Freud’s "racial masterplot," like his case histories, however, does not provide what Brooks considers to be essential to plotting: Kermode’s idea of the "sense of an ending." Brooks privileges the plotting of Beyond the Pleasure Principle due to the prominence of death in its plotting, and as an ending, which is in harmony with Brooks’s Lacanian-destinational conclusions about "how textual dynamics work and something about their psychic equivalences." What Brooks calls a "racial masterplot" suffers from being more like a history, or case history, in that the present is the end of the fabula, and the sjuzet is a simple cause and effect working backward in time to the end at the origin. But Freud’s sense of oedipal destiny–Freud consistantly associates destiny and fate with the oedipal inheritance of every individual, the super-ego–is the product of a "sense of beginning." The ending is immanent in the origin, the history–ontogenetic (case history) or phylogenetic–is one of determinism and destiny, and the time is kairos.
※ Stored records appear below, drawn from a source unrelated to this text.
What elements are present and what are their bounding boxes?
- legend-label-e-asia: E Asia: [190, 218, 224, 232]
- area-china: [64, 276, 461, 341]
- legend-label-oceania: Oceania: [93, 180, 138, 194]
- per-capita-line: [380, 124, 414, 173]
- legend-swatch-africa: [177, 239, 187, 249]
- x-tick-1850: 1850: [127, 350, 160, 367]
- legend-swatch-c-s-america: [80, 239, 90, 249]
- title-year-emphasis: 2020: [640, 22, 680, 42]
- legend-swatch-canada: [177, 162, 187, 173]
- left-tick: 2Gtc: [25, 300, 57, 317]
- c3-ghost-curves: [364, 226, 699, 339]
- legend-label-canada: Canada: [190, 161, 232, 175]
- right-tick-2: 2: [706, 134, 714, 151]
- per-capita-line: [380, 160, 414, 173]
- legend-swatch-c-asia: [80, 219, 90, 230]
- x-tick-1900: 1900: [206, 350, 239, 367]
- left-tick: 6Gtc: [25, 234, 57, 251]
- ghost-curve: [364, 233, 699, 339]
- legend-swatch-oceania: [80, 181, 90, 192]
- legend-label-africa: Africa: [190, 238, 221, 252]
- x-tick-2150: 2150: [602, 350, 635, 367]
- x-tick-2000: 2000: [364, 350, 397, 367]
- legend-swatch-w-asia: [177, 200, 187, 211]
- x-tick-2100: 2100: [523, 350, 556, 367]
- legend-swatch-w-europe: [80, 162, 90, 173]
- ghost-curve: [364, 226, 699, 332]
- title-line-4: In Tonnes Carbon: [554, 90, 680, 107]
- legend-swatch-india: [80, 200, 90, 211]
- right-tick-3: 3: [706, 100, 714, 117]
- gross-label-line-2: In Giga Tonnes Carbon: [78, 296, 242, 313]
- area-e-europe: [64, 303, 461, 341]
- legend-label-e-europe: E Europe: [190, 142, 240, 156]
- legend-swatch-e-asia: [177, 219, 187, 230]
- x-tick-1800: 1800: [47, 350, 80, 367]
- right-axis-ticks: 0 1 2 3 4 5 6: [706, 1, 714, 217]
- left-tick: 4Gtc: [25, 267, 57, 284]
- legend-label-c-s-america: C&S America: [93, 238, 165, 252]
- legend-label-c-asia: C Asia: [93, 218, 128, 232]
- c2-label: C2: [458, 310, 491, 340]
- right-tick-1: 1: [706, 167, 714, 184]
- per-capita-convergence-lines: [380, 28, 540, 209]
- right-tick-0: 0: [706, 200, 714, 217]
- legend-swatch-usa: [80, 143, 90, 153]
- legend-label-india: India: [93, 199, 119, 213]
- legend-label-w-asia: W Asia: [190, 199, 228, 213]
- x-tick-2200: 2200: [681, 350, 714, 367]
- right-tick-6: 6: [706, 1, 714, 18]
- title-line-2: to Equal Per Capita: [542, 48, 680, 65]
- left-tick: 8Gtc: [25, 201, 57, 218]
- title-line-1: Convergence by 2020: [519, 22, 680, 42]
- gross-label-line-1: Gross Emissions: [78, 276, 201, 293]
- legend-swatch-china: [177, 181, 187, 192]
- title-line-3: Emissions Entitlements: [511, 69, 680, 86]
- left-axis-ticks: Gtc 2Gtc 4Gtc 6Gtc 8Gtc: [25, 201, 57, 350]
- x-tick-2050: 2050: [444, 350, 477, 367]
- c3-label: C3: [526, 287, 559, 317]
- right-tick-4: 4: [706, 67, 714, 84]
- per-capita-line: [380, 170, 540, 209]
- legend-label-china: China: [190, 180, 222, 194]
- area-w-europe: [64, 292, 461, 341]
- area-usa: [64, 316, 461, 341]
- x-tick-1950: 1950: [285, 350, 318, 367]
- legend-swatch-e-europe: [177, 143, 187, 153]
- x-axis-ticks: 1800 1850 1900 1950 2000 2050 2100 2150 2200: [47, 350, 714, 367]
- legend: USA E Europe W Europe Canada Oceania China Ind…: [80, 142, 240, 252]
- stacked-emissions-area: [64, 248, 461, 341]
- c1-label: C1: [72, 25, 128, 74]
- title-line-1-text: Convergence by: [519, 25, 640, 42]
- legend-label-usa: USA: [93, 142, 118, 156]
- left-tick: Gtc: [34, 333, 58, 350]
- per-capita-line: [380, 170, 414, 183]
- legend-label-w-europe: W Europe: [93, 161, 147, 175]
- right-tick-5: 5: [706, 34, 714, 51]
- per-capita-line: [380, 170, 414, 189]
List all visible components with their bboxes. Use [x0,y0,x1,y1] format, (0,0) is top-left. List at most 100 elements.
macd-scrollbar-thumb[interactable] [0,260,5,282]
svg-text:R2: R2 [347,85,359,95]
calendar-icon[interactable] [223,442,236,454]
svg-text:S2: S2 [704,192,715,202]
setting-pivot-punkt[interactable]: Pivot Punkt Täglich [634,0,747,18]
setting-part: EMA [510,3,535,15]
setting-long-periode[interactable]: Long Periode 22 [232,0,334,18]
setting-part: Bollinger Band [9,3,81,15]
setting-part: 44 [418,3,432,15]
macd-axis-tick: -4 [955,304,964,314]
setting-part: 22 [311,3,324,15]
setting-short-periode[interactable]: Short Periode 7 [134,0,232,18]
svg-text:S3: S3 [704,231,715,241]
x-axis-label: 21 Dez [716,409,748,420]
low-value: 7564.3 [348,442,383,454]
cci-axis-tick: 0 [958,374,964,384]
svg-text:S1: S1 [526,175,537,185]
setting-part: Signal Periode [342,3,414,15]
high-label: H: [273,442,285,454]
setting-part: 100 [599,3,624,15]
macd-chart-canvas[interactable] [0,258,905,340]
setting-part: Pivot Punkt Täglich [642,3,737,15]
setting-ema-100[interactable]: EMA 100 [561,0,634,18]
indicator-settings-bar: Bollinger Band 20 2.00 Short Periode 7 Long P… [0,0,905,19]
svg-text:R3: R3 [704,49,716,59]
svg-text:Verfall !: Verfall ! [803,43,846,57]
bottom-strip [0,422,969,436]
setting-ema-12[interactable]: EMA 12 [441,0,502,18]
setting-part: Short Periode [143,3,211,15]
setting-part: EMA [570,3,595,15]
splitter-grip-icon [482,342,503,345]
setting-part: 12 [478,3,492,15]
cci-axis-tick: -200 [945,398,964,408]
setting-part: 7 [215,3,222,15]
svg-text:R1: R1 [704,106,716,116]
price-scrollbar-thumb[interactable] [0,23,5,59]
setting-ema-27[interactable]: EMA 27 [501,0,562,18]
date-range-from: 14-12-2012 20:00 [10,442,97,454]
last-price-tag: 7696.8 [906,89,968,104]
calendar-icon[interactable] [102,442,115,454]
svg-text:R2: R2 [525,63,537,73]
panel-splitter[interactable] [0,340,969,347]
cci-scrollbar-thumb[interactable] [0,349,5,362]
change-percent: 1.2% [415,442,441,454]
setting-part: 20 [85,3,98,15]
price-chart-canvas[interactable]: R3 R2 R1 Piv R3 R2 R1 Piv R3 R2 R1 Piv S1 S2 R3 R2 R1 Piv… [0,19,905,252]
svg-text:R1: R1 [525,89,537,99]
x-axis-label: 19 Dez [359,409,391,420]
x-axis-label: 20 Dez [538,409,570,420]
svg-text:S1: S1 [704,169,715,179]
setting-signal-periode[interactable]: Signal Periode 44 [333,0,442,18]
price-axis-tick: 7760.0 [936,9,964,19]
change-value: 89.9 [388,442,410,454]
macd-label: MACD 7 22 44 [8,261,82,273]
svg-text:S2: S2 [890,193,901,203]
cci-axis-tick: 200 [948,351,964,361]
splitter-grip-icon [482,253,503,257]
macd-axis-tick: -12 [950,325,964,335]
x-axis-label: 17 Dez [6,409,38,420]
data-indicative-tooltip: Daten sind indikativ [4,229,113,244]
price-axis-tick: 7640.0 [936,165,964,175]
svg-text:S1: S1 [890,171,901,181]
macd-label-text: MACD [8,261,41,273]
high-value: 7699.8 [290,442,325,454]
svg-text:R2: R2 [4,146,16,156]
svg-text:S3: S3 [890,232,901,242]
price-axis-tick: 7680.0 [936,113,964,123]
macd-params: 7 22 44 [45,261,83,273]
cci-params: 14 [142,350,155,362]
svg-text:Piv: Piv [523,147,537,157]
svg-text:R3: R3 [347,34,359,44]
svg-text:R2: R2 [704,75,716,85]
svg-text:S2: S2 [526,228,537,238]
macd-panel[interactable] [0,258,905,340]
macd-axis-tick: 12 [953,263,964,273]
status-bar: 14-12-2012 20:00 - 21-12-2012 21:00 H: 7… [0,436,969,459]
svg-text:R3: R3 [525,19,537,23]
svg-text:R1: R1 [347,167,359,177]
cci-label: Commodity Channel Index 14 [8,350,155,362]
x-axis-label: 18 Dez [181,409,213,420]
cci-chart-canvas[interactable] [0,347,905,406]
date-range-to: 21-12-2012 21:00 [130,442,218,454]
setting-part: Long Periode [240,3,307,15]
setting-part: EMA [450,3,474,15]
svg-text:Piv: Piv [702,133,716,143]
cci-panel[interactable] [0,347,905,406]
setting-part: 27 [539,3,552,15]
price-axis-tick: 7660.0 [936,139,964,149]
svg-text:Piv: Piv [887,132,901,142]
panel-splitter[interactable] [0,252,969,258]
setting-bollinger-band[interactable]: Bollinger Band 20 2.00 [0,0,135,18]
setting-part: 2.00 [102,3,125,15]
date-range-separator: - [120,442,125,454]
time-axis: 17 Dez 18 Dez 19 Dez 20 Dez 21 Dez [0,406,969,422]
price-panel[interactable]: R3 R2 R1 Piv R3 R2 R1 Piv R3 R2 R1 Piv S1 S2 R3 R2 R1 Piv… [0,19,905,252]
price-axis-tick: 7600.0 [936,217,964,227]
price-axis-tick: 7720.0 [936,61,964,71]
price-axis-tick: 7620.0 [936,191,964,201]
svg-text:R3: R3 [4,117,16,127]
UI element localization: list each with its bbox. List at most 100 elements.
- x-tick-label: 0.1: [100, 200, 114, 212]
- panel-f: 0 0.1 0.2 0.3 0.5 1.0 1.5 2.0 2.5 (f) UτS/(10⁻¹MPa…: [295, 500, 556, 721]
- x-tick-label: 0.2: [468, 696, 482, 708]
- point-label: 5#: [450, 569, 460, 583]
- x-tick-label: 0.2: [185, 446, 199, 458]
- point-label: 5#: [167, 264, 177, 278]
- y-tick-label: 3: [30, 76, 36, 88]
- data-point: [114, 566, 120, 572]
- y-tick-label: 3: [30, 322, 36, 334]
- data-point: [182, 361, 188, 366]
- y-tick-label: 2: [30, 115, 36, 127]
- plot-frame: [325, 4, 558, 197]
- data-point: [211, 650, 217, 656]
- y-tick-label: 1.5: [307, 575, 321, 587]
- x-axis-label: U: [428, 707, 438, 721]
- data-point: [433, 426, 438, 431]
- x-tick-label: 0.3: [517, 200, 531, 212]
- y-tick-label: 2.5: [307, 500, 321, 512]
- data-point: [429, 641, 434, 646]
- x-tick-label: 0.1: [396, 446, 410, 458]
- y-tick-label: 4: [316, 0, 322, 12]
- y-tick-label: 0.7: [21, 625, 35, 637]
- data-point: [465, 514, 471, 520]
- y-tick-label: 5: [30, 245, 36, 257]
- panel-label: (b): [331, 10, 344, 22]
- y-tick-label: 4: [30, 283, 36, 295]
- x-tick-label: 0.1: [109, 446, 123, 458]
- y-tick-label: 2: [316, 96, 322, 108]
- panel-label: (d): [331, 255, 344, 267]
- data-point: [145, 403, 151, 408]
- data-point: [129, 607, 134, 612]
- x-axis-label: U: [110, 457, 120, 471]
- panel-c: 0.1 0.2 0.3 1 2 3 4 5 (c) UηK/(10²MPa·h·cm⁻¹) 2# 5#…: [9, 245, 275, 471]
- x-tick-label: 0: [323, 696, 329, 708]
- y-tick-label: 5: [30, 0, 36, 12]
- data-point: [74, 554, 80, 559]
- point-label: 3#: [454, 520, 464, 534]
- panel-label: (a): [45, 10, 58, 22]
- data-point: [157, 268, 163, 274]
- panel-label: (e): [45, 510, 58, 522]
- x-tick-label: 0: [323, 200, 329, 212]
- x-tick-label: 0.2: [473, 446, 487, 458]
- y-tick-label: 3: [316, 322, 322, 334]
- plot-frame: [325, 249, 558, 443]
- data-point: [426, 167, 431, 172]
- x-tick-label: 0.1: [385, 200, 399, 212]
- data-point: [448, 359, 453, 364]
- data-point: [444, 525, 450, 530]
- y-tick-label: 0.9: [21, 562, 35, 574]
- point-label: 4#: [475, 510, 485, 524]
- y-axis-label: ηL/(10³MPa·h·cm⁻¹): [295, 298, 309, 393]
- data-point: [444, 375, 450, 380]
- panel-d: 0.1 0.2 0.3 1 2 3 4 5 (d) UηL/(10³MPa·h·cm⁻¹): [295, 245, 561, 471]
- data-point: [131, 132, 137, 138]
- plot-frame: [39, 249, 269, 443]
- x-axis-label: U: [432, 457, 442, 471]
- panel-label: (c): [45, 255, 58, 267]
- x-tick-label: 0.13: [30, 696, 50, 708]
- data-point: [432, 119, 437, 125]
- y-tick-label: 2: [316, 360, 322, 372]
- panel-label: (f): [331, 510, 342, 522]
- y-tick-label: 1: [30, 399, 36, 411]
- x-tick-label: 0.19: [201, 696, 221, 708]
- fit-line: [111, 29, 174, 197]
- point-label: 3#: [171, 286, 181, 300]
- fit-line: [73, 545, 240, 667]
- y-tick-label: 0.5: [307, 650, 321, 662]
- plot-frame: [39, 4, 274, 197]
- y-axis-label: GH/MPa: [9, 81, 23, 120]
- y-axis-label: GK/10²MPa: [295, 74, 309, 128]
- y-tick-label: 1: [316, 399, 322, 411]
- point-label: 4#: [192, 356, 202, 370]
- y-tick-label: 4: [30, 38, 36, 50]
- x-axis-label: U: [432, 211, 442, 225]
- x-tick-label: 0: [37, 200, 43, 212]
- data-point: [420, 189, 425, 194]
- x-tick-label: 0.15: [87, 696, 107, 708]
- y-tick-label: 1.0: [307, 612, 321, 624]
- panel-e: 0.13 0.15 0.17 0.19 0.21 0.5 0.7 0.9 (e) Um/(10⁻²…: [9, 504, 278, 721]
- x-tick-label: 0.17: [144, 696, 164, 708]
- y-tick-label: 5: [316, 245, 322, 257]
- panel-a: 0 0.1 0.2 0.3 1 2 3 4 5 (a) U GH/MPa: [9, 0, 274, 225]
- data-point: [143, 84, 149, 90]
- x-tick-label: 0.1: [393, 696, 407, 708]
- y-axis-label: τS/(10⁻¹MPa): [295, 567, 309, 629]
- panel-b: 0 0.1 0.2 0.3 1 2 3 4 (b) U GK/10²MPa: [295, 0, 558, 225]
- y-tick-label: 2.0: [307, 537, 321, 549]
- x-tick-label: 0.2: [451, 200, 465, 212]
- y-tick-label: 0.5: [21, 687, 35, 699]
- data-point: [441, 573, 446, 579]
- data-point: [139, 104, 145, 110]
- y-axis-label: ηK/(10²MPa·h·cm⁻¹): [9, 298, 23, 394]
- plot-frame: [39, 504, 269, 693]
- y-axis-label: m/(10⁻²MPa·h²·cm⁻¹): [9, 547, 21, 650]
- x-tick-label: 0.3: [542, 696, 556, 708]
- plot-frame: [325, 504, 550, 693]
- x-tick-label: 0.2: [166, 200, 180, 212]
Given how Freud explicitly argues that phylogeny determines the foundation of human ontogenic psychology, how could any Freudian masterplot be limited to ontogeny? In other words–and what seems rather obvious in retrospect–any Freudian masterplot for humankind would have to have the type of oedipal essence that the phylo-"genetic" primal phantasies of primal scene, seduction, and castration constitute: the origin, teleology, and destiny of the Freudian oedipal "racial masterplot." With respect to the Wolf Man case and the war years, the ending of Freud’s plotting is not yet death but cure: it relies, as almost all of his theorizing beyond Beyond the Pleasure Principle does, more on the sense of a beginning rather than "the sense of an ending." Of course, the sense he posits blurs the boundary between neurotic and normal, between etiology and metapsychology, and therefore blurs his plotting. The coherence of the Wolf Man case as an etiology, as a case history of an analysis, suffers from being on the cusp of this significant and overlooked transition in Freud’s thought: the transition from ontogenetic narrative origins to phylogenetic ones. This transition follows from Freud’s transition from a memory-based theory to a fantasy-based one and therefore can be seen as an extension of Freud’s supposed abandonment of the "seduction" theory, which I have argued was more a transition from the chance of memory (a scene of writing potentially of mobile texts) to the determinism of a preprogrammed, fantasy-based psychic apparatus (a scene of writing of immobile texts, translation).